Но мне нравятся определенные вещи, связанные с Америкой, они снабжают меня идеями. Когда я гуляю в окрестностях и наблюдаю, то вижу, как вспыхивают мини-истории или являют себя типажи второго плана, так что, знаете, это мое, когда я снимаю американские фильмы.

Это как-то связано с природой фотографического образа? Вы должны направить камеру на предмет и сделать фильм, действие которого происходит «нигде», — это трудно?

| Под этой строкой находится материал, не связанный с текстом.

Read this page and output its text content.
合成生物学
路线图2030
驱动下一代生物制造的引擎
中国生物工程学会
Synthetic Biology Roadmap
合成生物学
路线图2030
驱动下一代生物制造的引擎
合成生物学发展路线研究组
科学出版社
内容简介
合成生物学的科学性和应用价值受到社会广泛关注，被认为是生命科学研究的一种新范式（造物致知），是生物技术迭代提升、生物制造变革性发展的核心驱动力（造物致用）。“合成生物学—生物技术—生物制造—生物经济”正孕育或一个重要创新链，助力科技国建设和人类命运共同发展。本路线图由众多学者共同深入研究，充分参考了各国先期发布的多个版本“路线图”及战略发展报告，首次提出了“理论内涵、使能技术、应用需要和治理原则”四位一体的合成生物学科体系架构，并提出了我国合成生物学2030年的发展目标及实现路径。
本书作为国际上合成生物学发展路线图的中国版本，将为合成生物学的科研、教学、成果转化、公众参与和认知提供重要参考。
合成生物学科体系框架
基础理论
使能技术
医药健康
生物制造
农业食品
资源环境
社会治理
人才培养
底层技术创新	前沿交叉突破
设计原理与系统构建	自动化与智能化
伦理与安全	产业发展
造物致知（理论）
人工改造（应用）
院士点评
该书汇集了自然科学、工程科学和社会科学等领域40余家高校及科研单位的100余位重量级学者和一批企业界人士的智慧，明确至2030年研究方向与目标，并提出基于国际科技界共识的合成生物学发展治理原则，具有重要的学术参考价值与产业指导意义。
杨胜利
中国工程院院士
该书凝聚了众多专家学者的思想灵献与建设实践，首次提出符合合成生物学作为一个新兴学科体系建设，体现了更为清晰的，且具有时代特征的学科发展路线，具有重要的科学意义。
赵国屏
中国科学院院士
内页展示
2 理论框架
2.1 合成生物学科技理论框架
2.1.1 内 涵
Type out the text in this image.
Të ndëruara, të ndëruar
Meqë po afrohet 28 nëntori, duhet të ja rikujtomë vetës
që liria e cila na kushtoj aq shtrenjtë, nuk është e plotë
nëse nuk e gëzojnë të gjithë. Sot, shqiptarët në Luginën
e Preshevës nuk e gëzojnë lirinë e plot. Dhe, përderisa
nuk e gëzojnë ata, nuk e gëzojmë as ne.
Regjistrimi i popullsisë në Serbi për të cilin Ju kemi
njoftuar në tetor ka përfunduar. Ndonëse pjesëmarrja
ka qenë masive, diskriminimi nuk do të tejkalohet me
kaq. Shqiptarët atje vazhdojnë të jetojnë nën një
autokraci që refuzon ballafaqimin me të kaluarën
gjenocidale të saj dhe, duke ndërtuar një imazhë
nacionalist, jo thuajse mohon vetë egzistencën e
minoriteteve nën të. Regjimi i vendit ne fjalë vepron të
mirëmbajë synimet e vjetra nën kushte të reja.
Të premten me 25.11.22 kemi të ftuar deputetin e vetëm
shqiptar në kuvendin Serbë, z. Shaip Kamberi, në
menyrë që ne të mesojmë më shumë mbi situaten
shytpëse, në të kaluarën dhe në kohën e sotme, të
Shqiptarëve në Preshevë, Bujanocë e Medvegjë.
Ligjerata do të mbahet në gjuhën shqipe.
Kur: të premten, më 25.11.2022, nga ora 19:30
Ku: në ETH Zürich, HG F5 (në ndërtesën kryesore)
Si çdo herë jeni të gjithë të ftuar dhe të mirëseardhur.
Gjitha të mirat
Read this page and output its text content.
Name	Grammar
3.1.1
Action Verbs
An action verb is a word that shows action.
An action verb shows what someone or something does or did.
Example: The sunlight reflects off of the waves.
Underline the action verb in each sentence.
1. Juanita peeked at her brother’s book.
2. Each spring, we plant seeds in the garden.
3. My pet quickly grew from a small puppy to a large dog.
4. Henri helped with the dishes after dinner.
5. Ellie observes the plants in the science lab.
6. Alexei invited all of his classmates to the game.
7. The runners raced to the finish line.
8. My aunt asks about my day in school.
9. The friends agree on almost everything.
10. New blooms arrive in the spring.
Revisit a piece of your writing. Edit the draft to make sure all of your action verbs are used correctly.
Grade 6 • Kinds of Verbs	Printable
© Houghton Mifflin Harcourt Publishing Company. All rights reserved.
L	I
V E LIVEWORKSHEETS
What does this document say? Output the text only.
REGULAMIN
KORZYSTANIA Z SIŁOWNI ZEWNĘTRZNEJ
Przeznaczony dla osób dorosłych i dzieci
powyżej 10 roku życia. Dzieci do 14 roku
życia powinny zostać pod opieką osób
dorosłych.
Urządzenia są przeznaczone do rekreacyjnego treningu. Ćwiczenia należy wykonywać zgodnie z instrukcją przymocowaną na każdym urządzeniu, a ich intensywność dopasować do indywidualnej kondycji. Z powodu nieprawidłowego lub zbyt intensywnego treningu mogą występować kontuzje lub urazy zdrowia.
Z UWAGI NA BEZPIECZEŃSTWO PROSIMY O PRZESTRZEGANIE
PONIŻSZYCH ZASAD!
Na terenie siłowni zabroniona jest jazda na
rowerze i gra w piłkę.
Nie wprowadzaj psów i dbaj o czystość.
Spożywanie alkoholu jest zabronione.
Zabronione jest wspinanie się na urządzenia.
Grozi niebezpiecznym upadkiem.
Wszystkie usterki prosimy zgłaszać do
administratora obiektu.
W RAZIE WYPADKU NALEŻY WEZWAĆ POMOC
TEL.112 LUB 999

Ну, мне нравятся «нездешние» части Америки. «Го-лова-ластик» — это американский фильм, но слегка зависает в промежуточном пространстве. Которое похоже на грязный, маленький, богом забытый потайной угол. А я люблю такие места. Там можно обнаружить тайну. Это небольшие подлинные уголки, но незаметные. Нужно закопаться и найти их, и даже непонятно, что это за место, пока все элементы не соберутся воедино. А потом они начнут разговаривать с тобой, а ты начнешь видеть их подлинную суть. Вначале в них влюбляешься, но вязнешь в них не сразу.

Вот возьмем идею сделать фильм, действие которого происходит «нигде». А Красная Комната из «Теин-Пике» и есть одно из этих мест?

Да. Там нет проблем со временем. И все что угодно может случиться. Это свободная зона, совершенно непредсказуемая и потому страшно привлекательная, но в то же время и страшная. И побывать в таком месте — это просто фантастика. А сосна и чашка кофе — комбинация таких вещей для меня очень драматична. ( Смеется.)

Для ваших картин характерна весьма ограниченная палитра. Они очень темные, напоминающие пепел, грязь, спекшуюся кровь и так далее, — очень мало цветов. Почему?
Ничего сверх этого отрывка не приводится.